Figure 14 shows the comparison of the overall detection rate in time domain and frequency domain. It is clear from the graph that overall prediction accuracy is the same in both time and frequency domain at 10 Hz, 15 Hz, 20 Hz, and 25 Hz. At 10 Hz speed, overall prediction accuracy is 66.66% in both time and frequency domain. At the speeds of 15 Hz and 20 Hz, overall prediction accuracy is 100% in time domain as well as in the frequency domain. Prediction accuracy is 91.66% for 25 Hz speed in the time domain and in the frequency domain. Comparison of overall detection rate with time domain and frequency domain vibration features.

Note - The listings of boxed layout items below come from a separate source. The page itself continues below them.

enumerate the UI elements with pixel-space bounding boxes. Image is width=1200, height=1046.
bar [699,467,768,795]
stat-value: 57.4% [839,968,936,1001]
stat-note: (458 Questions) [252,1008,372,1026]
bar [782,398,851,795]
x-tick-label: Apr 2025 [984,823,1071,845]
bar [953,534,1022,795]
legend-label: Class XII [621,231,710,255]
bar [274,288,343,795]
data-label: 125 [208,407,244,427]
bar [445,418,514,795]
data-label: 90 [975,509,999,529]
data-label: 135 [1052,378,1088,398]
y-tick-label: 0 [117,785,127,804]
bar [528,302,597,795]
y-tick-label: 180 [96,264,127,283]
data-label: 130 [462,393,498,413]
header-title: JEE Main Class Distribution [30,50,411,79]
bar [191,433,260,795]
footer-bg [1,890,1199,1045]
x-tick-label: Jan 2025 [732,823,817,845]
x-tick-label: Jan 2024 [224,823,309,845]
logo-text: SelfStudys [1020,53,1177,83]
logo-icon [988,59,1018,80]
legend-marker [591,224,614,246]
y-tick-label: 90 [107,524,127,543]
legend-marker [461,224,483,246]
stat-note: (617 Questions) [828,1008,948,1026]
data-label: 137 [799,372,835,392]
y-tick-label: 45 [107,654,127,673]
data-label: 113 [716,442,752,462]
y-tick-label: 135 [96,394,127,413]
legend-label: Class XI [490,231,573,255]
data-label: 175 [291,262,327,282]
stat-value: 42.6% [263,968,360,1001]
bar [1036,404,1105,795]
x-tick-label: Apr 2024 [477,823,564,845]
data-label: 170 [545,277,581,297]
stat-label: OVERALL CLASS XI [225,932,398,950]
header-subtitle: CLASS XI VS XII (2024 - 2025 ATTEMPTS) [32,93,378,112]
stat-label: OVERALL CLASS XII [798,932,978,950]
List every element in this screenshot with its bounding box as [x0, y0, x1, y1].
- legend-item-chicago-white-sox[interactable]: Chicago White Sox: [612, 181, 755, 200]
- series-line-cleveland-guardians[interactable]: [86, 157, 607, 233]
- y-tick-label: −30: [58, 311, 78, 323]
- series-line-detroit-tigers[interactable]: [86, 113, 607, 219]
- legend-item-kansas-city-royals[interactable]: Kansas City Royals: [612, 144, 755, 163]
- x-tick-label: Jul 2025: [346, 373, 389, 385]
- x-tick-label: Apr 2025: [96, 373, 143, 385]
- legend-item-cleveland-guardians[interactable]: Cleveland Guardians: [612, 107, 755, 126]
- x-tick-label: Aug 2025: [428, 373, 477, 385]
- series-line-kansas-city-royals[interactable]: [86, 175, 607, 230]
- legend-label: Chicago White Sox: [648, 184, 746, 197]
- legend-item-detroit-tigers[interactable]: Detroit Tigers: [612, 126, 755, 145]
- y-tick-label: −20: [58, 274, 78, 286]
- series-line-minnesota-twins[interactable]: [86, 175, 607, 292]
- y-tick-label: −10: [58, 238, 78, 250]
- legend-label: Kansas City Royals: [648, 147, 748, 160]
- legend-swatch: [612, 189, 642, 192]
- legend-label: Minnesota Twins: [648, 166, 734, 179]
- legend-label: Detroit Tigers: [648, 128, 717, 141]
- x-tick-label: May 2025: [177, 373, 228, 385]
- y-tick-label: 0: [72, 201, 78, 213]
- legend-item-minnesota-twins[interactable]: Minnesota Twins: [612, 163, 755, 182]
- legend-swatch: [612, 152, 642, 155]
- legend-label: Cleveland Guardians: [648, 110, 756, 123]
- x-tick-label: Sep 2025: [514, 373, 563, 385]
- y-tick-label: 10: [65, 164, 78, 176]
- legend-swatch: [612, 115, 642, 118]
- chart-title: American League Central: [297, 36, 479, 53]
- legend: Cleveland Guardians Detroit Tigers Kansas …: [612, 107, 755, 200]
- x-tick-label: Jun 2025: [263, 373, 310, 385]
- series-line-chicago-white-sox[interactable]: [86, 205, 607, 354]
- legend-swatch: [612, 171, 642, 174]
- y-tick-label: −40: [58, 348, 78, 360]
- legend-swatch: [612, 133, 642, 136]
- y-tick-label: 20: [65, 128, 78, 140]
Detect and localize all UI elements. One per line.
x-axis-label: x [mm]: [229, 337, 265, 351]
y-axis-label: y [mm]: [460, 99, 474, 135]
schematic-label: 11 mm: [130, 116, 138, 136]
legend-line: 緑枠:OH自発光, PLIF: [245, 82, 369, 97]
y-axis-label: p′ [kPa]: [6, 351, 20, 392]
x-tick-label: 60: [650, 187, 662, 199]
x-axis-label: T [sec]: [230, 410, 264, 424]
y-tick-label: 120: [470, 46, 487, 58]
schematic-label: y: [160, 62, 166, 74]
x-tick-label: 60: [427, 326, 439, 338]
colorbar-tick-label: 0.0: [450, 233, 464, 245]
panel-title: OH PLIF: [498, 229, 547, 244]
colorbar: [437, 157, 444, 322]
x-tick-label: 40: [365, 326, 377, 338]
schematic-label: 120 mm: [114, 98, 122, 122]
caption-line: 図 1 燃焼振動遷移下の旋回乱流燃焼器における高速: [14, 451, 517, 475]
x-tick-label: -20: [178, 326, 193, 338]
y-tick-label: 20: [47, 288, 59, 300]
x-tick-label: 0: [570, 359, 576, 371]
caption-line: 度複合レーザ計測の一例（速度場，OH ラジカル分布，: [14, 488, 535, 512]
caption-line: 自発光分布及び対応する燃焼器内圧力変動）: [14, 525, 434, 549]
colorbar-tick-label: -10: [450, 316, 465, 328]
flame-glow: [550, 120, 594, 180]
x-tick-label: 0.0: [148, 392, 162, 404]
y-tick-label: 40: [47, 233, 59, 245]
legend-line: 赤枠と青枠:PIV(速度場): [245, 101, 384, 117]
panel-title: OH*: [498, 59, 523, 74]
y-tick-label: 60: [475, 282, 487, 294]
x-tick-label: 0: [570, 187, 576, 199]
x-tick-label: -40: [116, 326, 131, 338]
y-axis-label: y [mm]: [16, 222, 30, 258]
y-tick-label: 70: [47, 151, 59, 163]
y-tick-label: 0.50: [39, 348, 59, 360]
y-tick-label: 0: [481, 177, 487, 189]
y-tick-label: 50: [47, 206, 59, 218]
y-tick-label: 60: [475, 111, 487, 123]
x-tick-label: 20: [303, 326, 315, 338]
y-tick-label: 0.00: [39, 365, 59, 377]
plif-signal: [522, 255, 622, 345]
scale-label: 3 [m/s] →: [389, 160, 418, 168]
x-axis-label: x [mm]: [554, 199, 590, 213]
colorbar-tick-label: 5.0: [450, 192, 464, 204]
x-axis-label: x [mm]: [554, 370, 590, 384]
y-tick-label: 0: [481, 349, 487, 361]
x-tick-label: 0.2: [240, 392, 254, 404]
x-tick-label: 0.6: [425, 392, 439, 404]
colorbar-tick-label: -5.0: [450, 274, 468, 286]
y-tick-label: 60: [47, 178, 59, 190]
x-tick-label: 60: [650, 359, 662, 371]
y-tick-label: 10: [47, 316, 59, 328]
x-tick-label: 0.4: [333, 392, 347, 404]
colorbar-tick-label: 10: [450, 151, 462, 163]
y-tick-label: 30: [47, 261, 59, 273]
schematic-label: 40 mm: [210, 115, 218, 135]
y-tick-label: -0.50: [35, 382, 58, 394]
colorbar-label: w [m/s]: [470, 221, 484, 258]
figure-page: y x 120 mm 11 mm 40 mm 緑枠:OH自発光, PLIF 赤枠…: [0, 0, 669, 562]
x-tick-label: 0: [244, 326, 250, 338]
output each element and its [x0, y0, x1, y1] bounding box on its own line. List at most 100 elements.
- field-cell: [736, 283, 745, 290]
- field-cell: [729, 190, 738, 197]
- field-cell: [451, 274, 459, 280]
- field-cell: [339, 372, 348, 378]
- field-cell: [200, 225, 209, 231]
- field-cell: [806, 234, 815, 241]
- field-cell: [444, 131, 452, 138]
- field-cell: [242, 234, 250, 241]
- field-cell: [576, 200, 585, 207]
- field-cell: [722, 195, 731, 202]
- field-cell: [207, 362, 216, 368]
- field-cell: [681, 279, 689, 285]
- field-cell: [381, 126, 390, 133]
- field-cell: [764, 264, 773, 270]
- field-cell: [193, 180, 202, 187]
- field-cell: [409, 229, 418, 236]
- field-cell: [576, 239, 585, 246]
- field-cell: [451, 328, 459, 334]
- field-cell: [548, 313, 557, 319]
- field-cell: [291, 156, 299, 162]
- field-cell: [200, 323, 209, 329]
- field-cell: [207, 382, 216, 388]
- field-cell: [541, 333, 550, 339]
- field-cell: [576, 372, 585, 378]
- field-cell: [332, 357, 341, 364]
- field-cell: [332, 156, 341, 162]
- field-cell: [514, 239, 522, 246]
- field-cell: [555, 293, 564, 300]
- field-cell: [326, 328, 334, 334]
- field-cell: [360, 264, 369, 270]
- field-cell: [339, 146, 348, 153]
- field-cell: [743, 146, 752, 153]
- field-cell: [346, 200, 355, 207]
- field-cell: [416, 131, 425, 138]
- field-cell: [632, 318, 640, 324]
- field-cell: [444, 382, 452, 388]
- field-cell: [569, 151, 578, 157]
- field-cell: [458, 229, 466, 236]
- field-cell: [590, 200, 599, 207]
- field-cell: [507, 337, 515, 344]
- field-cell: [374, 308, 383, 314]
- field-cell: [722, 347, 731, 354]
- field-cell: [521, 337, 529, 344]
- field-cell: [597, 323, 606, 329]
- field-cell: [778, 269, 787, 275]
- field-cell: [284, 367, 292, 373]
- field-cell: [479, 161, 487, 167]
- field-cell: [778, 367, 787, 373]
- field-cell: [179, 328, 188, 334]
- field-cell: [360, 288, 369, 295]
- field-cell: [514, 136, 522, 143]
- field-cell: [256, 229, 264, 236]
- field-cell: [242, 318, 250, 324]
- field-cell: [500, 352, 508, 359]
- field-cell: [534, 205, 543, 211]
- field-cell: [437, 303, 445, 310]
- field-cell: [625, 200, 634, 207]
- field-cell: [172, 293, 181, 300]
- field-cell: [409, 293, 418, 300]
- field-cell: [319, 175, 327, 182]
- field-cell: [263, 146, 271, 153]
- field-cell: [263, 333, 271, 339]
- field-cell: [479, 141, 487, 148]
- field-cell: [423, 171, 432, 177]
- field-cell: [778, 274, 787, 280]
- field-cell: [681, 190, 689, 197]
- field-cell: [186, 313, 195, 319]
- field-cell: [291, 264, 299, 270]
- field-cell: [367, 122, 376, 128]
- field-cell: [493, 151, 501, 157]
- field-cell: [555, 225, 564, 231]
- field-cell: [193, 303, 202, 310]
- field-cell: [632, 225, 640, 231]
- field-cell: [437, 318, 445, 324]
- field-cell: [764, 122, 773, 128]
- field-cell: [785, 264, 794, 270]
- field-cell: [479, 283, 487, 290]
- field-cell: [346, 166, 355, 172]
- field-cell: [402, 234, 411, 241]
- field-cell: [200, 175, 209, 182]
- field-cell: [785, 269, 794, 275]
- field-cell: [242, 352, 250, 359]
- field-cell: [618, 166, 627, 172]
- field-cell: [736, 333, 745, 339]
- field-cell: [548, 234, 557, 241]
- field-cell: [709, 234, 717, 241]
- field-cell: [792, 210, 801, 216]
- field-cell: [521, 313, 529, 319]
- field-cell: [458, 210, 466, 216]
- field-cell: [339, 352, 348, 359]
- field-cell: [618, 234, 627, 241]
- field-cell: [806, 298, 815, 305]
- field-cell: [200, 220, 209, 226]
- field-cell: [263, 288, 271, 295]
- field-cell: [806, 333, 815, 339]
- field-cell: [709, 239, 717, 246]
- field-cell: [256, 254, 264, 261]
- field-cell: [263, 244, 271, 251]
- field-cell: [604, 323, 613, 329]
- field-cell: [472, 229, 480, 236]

It is also shown in the graph that overall detection rate is different in time domain and frequency domain for the rotating speeds of 30 Hz, 35 Hz, and 40 Hz. For 30 Hz, it is 100% in time domain, while 74.99% in the frequency domain. For 35 Hz rotating speed, it is 100% in time domain and 91.66% in the frequency domain. For 40 Hz, it is 100% in time domain and 66.66% in the frequency domain graph. So, it is clear from the above discussion that detection rate is the same in 10 Hz, 15 Hz, 20 Hz, and 25 Hz speeds in both time and frequency domain, but for the speeds of 30 Hz, 35 Hz, and 40 Hz, the prediction accuracy is greater in time domain than frequency domain. It is also observed that detection rate is very less at 10 Hz speed in both time domain and frequency domain; therefore, it is not suggested to perform the diagnosis at very lower rotational speeds. In addition, it can be said that SVM-based unbalance detection is better and more accurate with time domain vibration features than the frequency domain vibration features.
Conclusions
The main focus of this work is to develop an automated system for diagnosing unbalance in the rotor system based on the SVM algorithm using vibration signals. For this, the time and frequency domain vibration signals are acquired from the healthy and faulty rotors using MFS. Then, three critical statistical features (namely, the standard deviation, the skewness, and the kurtosis) are extracted from both the domain and used as inputs to the algorithm. The present work examines the SVM detection performance when the training and testing done at same rotational speeds of the rotor. The detection is performed for a range of operating speeds of the rotor, and results show a near perfect prediction accuracy which is found at higher speeds and somewhat lower, but acceptable accuracy is found at lower speeds. It is because at the higher rotational speed, the noise does not affect so much due to better signal-to-noise ratio in signals. It also shows a better fault prediction accuracy with time domain features than the frequency domain features.
Footnotes
Acknowledgments
The experimental work was carried out on the machine fault simulator (MFS), which is purchased by using TEQIP funds (TEQIP is a Technical Education Quality Improvement Program of World Bank in India) provided to Mechanical Engineering Department, Shri G S Institute of Technology and Science (SGSITS) Indore, India. We are thankful to the World Bank to provide such facility in SGSITS Indore.
Declaration of conflicting interests
The author(s) declared no potential conflicts of interest with respect to the research, authorship, and/or publication of this article.
Funding
The author(s) received no financial support for the research, authorship, and/or publication of this article.